Als Verband der Wohlfahrtspflege ist dieser Konsum für uns schon lange ein Thema. Zahlreiche Mitglieder in der Beratung und in der Selbsthilfe helfen Menschen, deren Drogengebrauch ein kritisches Maß erreicht hat. Hier können wir in den letzten Jahrzehnten einen interessanten Wandel beobachten: Es geht weg vom Dogma der Abstinenz und der Verteufelung des Konsums, hin zu harm reduction: akzeptierende Arbeit und Schaffung von Angeboten für Abhängige, mit denen diese ohne dauerndes Schuldgefühl leben können.
Nicht jeder Drogenkonsum muss automatisch problematisch sein. Hier gilt die alte Binse, dass es auf die Dosis ankommt. Erzieherische Maßnahmen bei erwachsenen Menschen haben sich in der Vergangenheit als wenig nützlich erwiesen. Repressives staatliches Vorgehen ebenso wenig. Und was in der praktischen Arbeit vor Ort schon lange bekannt ist, kommt in der Regierungspolitik auch nach und nach an. Nach vielen Anläufen scheint eine Cannabislegalisierung durch die derzeitige Bundesregierung in greifbarer Nähe, und das sogenannte „Drug Checking“ wird in immer mehr Bundesländern durchgeführt.

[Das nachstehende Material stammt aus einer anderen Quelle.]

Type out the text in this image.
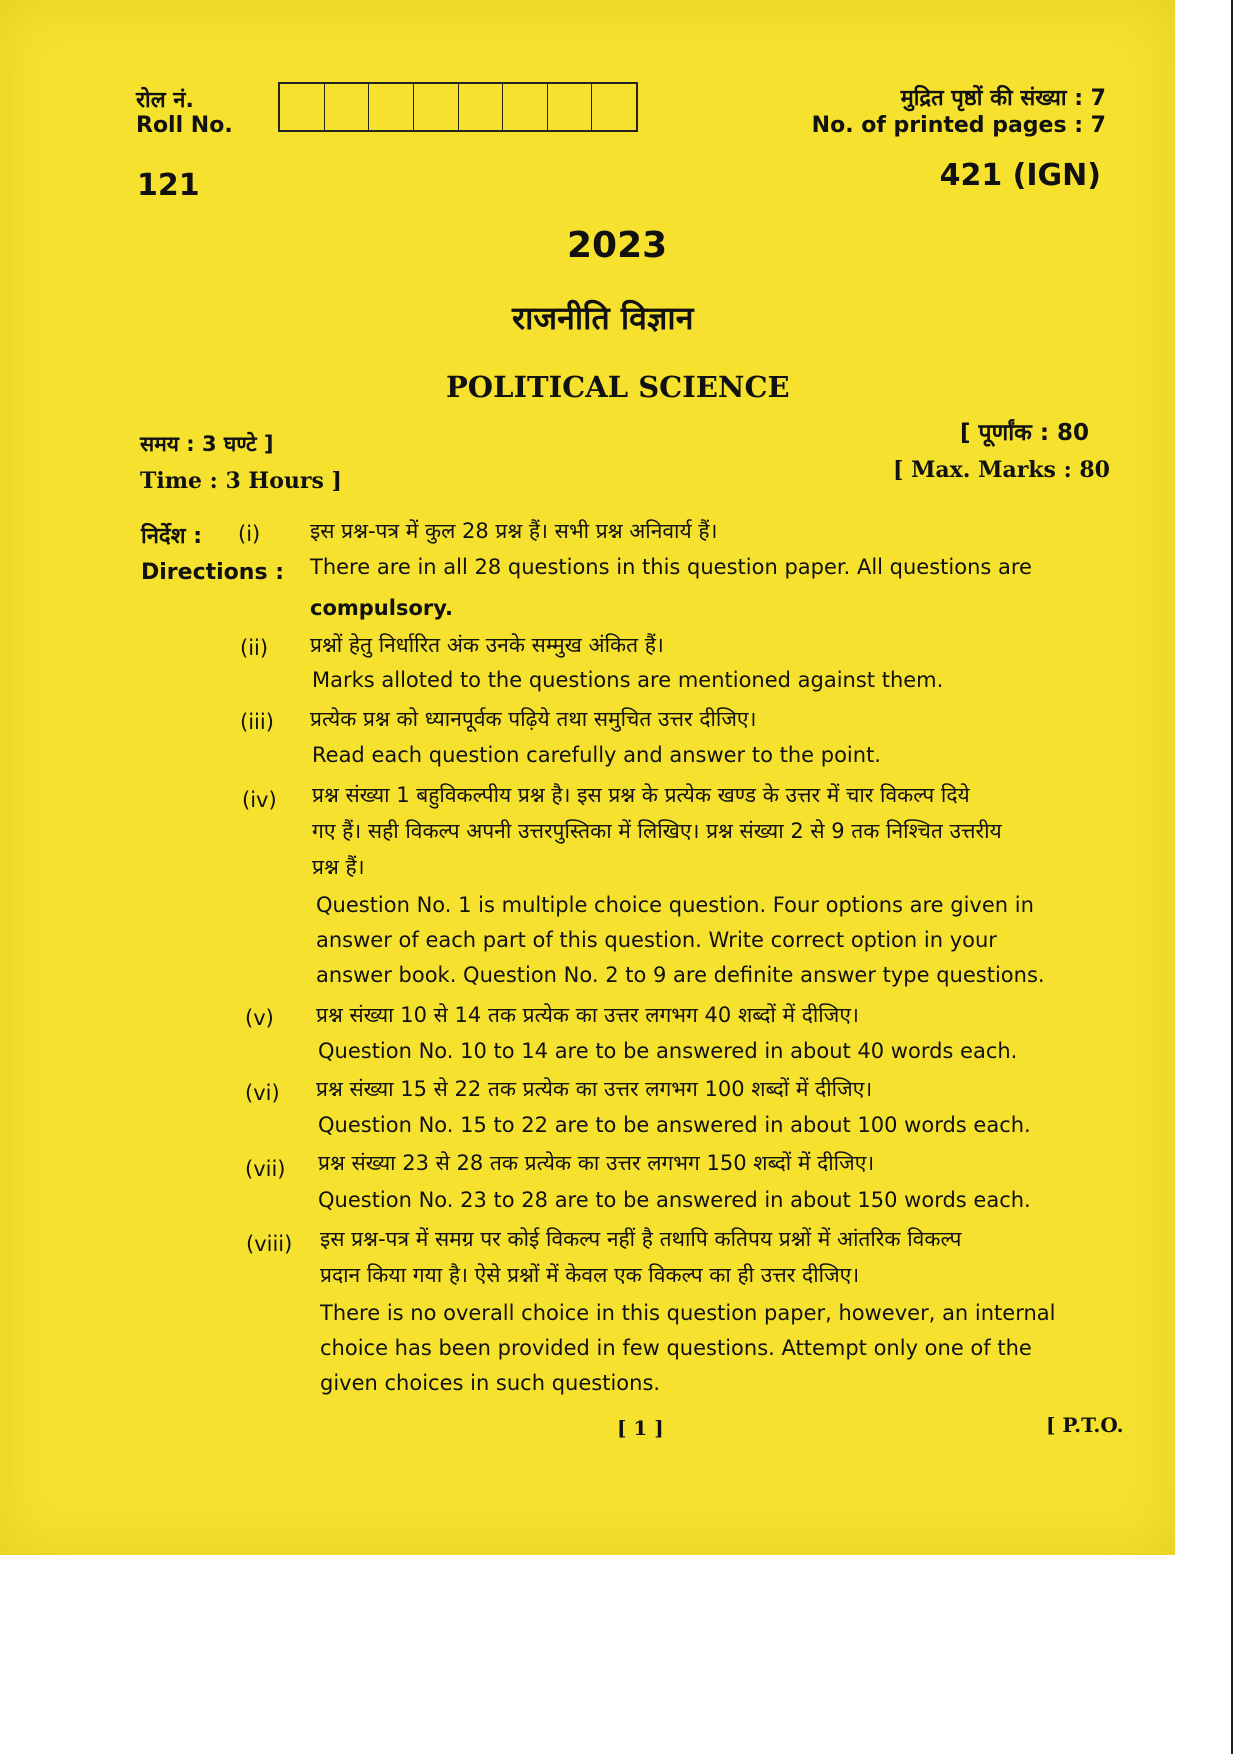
रोल नं.
Roll No.
मुद्रित पृष्ठों की संख्या : 7
No. of printed pages : 7
121	421 (IGN)
2023
राजनीति विज्ञान
POLITICAL SCIENCE
समय : 3 घण्टे ]
Time : 3 Hours ]
[ पूर्णांक : 80
[ Max. Marks : 80
निर्देश :
Directions :
(i) इस प्रश्न-पत्र में कुल 28 प्रश्न हैं। सभी प्रश्न अनिवार्य हैं।
There are in all 28 questions in this question paper. All questions are
compulsory.
(ii) प्रश्नों हेतु निर्धारित अंक उनके सम्मुख अंकित हैं।
Marks alloted to the questions are mentioned against them.
(iii) प्रत्येक प्रश्न को ध्यानपूर्वक पढ़िये तथा समुचित उत्तर दीजिए।
Read each question carefully and answer to the point.
(iv) प्रश्न संख्या 1 बहुविकल्पीय प्रश्न है। इस प्रश्न के प्रत्येक खण्ड के उत्तर में चार विकल्प दिये
गए हैं। सही विकल्प अपनी उत्तरपुस्तिका में लिखिए। प्रश्न संख्या 2 से 9 तक निश्चित उत्तरीय
प्रश्न हैं।
Question No. 1 is multiple choice question. Four options are given in
answer of each part of this question. Write correct option in your
answer book. Question No. 2 to 9 are definite answer type questions.
(v) प्रश्न संख्या 10 से 14 तक प्रत्येक का उत्तर लगभग 40 शब्दों में दीजिए।
Question No. 10 to 14 are to be answered in about 40 words each.
(vi) प्रश्न संख्या 15 से 22 तक प्रत्येक का उत्तर लगभग 100 शब्दों में दीजिए।
Question No. 15 to 22 are to be answered in about 100 words each.
(vii) प्रश्न संख्या 23 से 28 तक प्रत्येक का उत्तर लगभग 150 शब्दों में दीजिए।
Question No. 23 to 28 are to be answered in about 150 words each.
(viii) इस प्रश्न-पत्र में समग्र पर कोई विकल्प नहीं है तथापि कतिपय प्रश्नों में आंतरिक विकल्प
प्रदान किया गया है। ऐसे प्रश्नों में केवल एक विकल्प का ही उत्तर दीजिए।
There is no overall choice in this question paper, however, an internal
choice has been provided in few questions. Attempt only one of the
given choices in such questions.
[ 1 ]	[ P.T.O.
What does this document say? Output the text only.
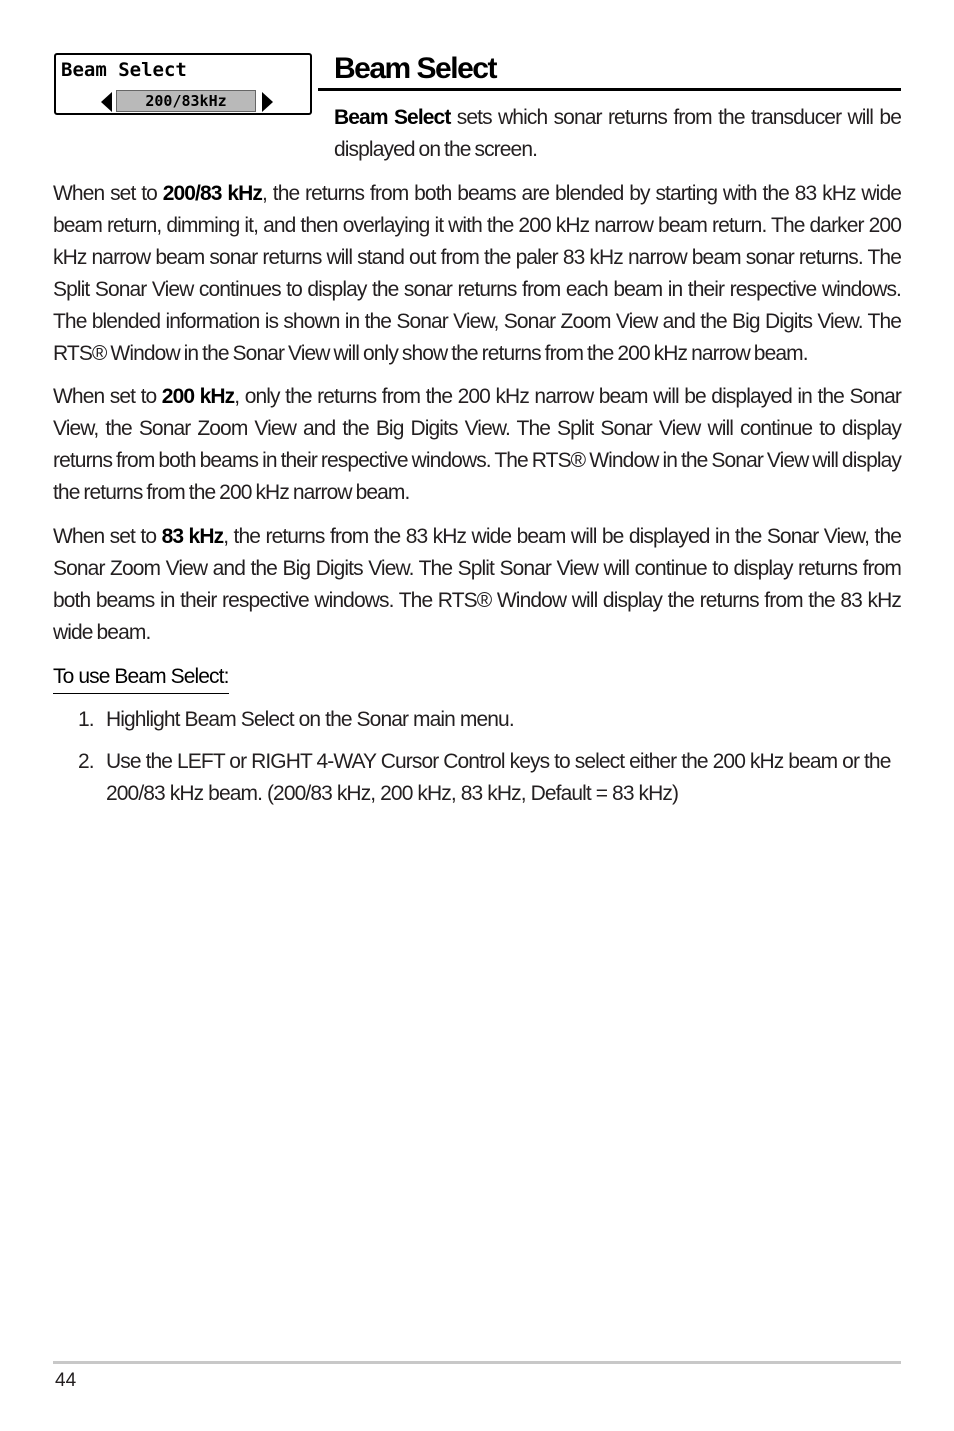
Beam Select
200/83kHz
Beam Select
Beam Select sets which sonar returns from the transducer will be displayed on the screen.
When set to 200/83 kHz, the returns from both beams are blended by starting with the 83 kHz wide beam return, dimming it, and then overlaying it with the 200 kHz narrow beam return. The darker 200 kHz narrow beam sonar returns will stand out from the paler 83 kHz narrow beam sonar returns. The Split Sonar View continues to display the sonar returns from each beam in their respective windows. The blended information is shown in the Sonar View, Sonar Zoom View and the Big Digits View. The RTS® Window in the Sonar View will only show the returns from the 200 kHz narrow beam.
When set to 200 kHz, only the returns from the 200 kHz narrow beam will be displayed in the Sonar View, the Sonar Zoom View and the Big Digits View. The Split Sonar View will continue to display returns from both beams in their respective windows. The RTS® Window in the Sonar View will display the returns from the 200 kHz narrow beam.
When set to 83 kHz, the returns from the 83 kHz wide beam will be displayed in the Sonar View, the Sonar Zoom View and the Big Digits View. The Split Sonar View will continue to display returns from both beams in their respective windows. The RTS® Window will display the returns from the 83 kHz wide beam.
To use Beam Select:
1. Highlight Beam Select on the Sonar main menu.
2. Use the LEFT or RIGHT 4-WAY Cursor Control keys to select either the 200 kHz beam or the 200/83 kHz beam. (200/83 kHz, 200 kHz, 83 kHz, Default = 83 kHz)
44
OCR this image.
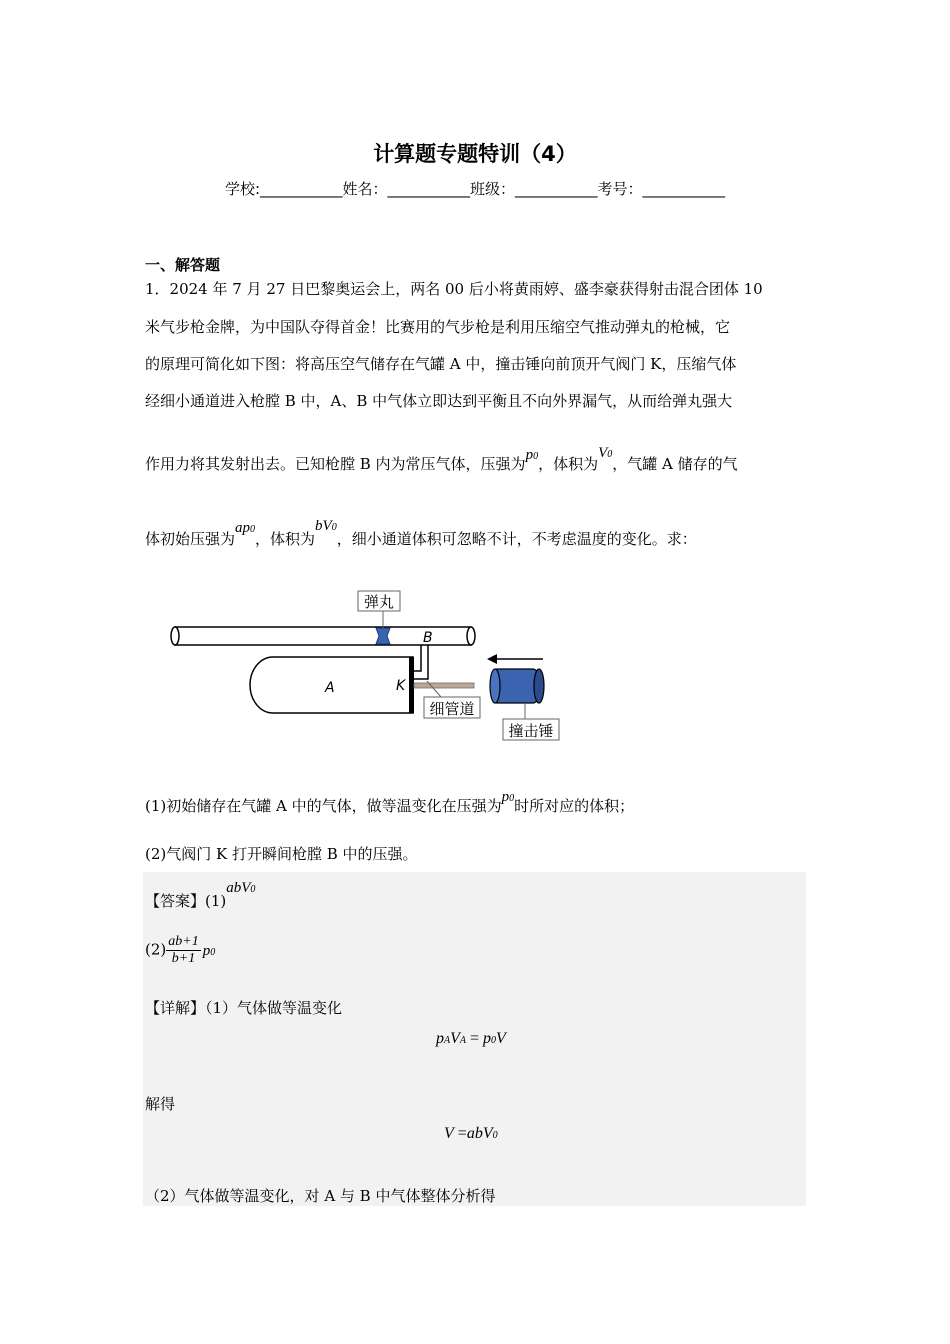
计算题专题特训（4）
学校:___________姓名：___________班级：___________考号：___________
一、解答题
1．2024 年 7 月 27 日巴黎奥运会上，两名 00 后小将黄雨婷、盛李豪获得射击混合团体 10
米气步枪金牌，为中国队夺得首金！比赛用的气步枪是利用压缩空气推动弹丸的枪械，它
的原理可简化如下图：将高压空气储存在气罐 A 中，撞击锤向前顶开气阀门 K，压缩气体
经细小通道进入枪膛 B 中，A、B 中气体立即达到平衡且不向外界漏气，从而给弹丸强大
作用力将其发射出去。已知枪膛 B 内为常压气体，压强为p0，体积为V0，气罐 A 储存的气
体初始压强为ap0，体积为bV0，细小通道体积可忽略不计，不考虑温度的变化。求：
弹丸
B
A	K
细管道
撞击锤
(1)初始储存在气罐 A 中的气体，做等温变化在压强为p0时所对应的体积；
(2)气阀门 K 打开瞬间枪膛 B 中的压强。
【答案】(1)abV0
$(2) \frac{ab+1}{b+1} p0$
【详解】（1）气体做等温变化
pAVA = p0V
解得
V =abV0
（2）气体做等温变化，对 A 与 B 中气体整体分析得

Trotzdem sind Drogen natürlich auch eine ernsthafte Herausforderung für uns. Zwischen 2012 und 2021 hat sich die Zahl der drogenbedingten Todesfälle in Deutschland von ca. 900 auf 1800 verdoppelt. Höhere Dosierungen chemischer Drogen, schnellere Verfügbarkeit ohne größere Hürden durch „Messenger-Dienste“ und eine neue Welle der Konsumglorifizierung in jugendaffiner Popkultur wie Rap sind mögliche Gründe. Auch hier muss die Wohlfahrtspflege wachsam sein.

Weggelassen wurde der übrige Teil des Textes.